Third – and most important – if the person isn’t getting the results that we’re expecting, then I know what to change. I set my food plans up using some very exacting science, based on the person’s age, weight, gender and activity level. I then choose a macronutrient ratio that I believe is best suited to their somatotype (Endomorph, Ectomorph or Mesomorph: more on this in another article – it makes a difference!) If they’re eating exactly according to my plan, weighing and measuring their food and it’s not working as well as we had hoped, then I can figure out what to change to get it working!

So, back to the individual who wasn’t going to weigh and measure. He started with me, was obviously making better food choices because he was losing weight, and was happy. He started out at 208 lbs, and lost weight to about 188 lbs, but couldn’t lose any more, and should have been down to the lower 180s. He looked good, but his abs weren’t showing, and that’s what he was looking for. Up until this point he had been bargaining with me and my food plan. He would do everything except weigh and measure, and truly, because of this, I didn’t know what to do to help him. What should I change in his plan? More protein? Less carbs? More fat? I didn’t know because I didn’t know how much of what he was eating!

Finally he agreed to start writing his food down and weighing/measuring. It soon became apparent that eating wasn’t the issue. He was in fact eating fairly well, he was just fat loss resistant. I put him on a specific exercise routine for burning fat, twice per week, and his waist went from 35” to 33 ½” in a short time, and he dropped to 183 lbs.

Until this point, he had been BARGAINING with me, and it hampered his results, but as soon as he let go of the right to bargain and took my suggestion, I was able to help him. He moved from BARGAINING to ACCEPTANCE (with a short period of DEPRESSION in between because he didn’t want to have to make the effort of measuring), and he began to get results.

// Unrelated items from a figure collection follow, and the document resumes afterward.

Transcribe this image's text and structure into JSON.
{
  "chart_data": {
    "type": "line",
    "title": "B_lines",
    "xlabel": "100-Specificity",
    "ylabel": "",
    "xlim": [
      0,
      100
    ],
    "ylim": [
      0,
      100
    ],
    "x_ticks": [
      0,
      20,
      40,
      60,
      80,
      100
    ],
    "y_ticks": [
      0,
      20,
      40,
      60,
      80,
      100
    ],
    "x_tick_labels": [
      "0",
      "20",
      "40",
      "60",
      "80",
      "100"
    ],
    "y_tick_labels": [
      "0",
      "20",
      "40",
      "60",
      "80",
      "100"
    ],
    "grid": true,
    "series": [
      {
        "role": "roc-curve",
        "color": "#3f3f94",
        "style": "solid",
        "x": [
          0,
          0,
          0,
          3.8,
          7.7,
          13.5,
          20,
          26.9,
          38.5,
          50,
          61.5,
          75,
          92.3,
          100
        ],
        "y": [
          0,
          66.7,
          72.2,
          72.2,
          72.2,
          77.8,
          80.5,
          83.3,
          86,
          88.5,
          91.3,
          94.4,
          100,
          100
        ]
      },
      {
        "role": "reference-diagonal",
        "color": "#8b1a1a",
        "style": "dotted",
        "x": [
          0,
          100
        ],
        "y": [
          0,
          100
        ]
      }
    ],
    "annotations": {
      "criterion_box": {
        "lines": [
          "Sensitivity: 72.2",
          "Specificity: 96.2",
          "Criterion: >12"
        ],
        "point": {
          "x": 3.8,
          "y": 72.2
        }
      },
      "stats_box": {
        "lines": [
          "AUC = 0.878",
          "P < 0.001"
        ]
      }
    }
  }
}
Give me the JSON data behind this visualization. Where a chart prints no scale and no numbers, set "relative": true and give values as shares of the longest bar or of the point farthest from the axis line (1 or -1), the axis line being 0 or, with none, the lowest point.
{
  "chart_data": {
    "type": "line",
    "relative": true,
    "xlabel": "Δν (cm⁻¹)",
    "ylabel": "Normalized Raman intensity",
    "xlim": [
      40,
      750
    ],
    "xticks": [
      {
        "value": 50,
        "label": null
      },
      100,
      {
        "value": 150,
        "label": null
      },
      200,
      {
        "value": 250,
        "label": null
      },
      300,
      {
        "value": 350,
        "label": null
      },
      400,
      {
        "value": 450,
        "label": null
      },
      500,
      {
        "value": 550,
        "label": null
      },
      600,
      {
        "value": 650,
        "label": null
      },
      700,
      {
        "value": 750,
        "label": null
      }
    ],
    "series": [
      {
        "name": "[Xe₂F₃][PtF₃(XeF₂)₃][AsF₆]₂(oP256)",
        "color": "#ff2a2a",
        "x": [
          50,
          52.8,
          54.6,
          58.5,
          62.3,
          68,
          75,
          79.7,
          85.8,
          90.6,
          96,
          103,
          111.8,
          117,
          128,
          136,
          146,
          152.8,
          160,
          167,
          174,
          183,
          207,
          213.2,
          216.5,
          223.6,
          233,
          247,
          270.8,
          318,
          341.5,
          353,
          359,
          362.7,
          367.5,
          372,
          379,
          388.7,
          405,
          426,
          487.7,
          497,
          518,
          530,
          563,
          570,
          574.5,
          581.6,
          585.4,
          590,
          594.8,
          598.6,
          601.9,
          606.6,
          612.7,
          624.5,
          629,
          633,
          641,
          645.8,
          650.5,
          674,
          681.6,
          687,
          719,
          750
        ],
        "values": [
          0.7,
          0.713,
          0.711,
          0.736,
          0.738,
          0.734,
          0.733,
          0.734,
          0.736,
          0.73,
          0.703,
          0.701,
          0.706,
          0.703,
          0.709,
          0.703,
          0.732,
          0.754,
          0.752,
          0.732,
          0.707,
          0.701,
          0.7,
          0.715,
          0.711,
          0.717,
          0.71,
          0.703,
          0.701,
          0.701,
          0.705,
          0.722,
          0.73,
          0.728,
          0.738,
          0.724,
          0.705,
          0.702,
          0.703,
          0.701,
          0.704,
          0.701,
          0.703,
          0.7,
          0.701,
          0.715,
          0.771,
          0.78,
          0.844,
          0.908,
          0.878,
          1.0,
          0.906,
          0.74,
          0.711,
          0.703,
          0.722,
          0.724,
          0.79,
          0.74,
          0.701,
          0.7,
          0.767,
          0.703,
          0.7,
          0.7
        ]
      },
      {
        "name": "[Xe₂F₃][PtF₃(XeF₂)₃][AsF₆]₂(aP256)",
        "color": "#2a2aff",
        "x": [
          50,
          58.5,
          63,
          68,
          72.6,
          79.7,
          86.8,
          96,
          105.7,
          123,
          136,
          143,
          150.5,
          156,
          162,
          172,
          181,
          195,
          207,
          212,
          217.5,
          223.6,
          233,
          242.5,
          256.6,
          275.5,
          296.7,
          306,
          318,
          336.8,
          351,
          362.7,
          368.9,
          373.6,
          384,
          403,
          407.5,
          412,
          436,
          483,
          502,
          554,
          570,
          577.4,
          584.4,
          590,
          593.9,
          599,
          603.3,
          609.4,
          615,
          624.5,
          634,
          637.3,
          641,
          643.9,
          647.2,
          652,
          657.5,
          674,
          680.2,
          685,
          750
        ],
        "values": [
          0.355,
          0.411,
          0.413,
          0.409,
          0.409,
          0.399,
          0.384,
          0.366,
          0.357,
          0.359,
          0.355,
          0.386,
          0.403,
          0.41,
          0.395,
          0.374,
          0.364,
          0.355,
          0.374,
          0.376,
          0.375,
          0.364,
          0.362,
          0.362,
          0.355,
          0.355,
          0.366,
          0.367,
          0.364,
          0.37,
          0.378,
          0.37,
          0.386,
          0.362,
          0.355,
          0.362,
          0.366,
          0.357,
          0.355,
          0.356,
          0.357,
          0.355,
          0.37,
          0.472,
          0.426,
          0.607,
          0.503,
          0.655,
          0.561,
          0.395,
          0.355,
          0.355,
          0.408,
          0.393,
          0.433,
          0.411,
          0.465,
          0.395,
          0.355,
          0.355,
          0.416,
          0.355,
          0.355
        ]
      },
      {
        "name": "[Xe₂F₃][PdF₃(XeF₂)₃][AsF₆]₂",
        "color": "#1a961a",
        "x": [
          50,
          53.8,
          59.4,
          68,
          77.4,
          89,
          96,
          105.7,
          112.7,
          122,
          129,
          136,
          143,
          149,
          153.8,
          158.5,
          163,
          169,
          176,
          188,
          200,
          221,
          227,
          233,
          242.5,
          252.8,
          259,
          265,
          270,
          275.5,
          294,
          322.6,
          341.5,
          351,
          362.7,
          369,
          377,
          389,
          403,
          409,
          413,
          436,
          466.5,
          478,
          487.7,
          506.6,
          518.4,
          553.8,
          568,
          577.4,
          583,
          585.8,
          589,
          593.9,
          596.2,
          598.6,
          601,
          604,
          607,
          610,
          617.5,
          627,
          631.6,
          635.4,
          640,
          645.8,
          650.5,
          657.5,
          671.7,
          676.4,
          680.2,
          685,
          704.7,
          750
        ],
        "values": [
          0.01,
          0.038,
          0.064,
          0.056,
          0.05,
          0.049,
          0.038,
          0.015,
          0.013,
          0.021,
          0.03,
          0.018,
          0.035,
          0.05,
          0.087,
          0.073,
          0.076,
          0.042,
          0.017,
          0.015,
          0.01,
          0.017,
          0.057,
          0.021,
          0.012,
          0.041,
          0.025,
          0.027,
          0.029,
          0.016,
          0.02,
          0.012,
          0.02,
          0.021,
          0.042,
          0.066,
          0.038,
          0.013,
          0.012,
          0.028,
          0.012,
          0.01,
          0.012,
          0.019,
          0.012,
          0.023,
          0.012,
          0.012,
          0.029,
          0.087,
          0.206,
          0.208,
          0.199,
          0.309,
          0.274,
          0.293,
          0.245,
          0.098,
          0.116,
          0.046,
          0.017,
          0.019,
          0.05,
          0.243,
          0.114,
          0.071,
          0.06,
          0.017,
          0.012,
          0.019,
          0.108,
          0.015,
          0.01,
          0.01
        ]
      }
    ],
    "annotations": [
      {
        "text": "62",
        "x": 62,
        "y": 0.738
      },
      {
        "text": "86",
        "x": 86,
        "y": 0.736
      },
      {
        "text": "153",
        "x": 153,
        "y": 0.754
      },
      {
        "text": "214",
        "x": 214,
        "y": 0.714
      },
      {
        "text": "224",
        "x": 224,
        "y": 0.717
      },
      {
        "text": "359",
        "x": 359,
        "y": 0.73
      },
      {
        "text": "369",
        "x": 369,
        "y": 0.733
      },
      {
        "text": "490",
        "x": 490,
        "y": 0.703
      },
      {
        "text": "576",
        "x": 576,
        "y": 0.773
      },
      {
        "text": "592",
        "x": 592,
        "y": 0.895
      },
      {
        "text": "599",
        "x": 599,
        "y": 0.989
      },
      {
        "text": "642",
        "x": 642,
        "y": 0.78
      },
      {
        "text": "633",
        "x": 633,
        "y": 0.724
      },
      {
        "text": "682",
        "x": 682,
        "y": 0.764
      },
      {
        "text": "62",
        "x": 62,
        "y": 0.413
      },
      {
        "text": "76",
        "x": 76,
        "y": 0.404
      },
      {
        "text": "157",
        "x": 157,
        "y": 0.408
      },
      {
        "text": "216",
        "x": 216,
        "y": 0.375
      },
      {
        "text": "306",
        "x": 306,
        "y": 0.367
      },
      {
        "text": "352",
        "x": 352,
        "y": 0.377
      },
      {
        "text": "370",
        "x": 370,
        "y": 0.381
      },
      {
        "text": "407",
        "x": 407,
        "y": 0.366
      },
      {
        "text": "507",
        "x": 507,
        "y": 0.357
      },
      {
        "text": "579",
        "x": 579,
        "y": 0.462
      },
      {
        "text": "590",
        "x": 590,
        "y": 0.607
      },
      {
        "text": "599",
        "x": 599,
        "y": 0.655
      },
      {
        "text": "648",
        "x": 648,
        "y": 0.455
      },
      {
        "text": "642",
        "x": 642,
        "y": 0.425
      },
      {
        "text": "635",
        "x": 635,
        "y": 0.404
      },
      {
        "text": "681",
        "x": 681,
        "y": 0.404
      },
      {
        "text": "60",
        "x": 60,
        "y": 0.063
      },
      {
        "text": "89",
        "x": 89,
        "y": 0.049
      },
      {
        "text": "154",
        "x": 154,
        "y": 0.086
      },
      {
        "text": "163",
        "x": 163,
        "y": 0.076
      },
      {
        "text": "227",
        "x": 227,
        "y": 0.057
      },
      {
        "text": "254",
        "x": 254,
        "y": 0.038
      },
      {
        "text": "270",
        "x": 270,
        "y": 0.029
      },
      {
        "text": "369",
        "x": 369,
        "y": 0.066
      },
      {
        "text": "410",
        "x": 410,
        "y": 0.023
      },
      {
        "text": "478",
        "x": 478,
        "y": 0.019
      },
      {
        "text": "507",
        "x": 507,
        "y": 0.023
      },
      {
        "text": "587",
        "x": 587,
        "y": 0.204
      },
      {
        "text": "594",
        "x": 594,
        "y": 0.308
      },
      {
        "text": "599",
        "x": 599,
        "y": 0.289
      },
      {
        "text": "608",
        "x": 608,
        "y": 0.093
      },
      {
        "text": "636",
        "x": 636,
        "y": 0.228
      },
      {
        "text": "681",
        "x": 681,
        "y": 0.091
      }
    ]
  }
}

If you’re trying to follow a specific diet, food plan, or new way of eating – a lifestyle change – then please, PLEASE, PLEASE take the advice of my old weight loss coach Harvey Brooker: “FOLLOW THE PROGRAM EXACTLY AS WRITTEN FOR BEST RESULTS.” To do otherwise is to bargain with it, and you’re not qualified to do that. If you were, it would be you who would have authored the program, not the other person. Instead, recognize your limitations, recognize that you don’t know the answer to how to lose weight (or you would have done it already – again, Harvey Brooker: “IF YOU COULD DO IT ALONE, YOU WOULD HAVE DONE IT ALREADY”) and follow the program exactly as it’s outlined.

I’m going to close with a bold statement here: anyone who has lost a significant quantity of weight AND has kept it off – remaining at their goal weight – for 5 or more years, is qualified to have an opinion on their own personal weight loss program. Anyone else, well, I’ll say this: I’m skeptical that you should have an opinion on how to do it. I would rather you find yourself a qualified coach to help you, ask them what to do, and – like the good ol’ Nike slogan – JUST DO IT. Don’t ask questions. Don’t bargain. Don’t disagree. Just do it.

Once through the “Bargaining” stage of grief, it gets easier: A LOT easier. We’ll talk about the second-to-last stage next Tuesday, “Depression.” Sounds worse than it really is, so don’t be frightened off.
Until then, remember, if you’re on a weight loss program, familiarize yourself with all the suggestions and JUST DO IT!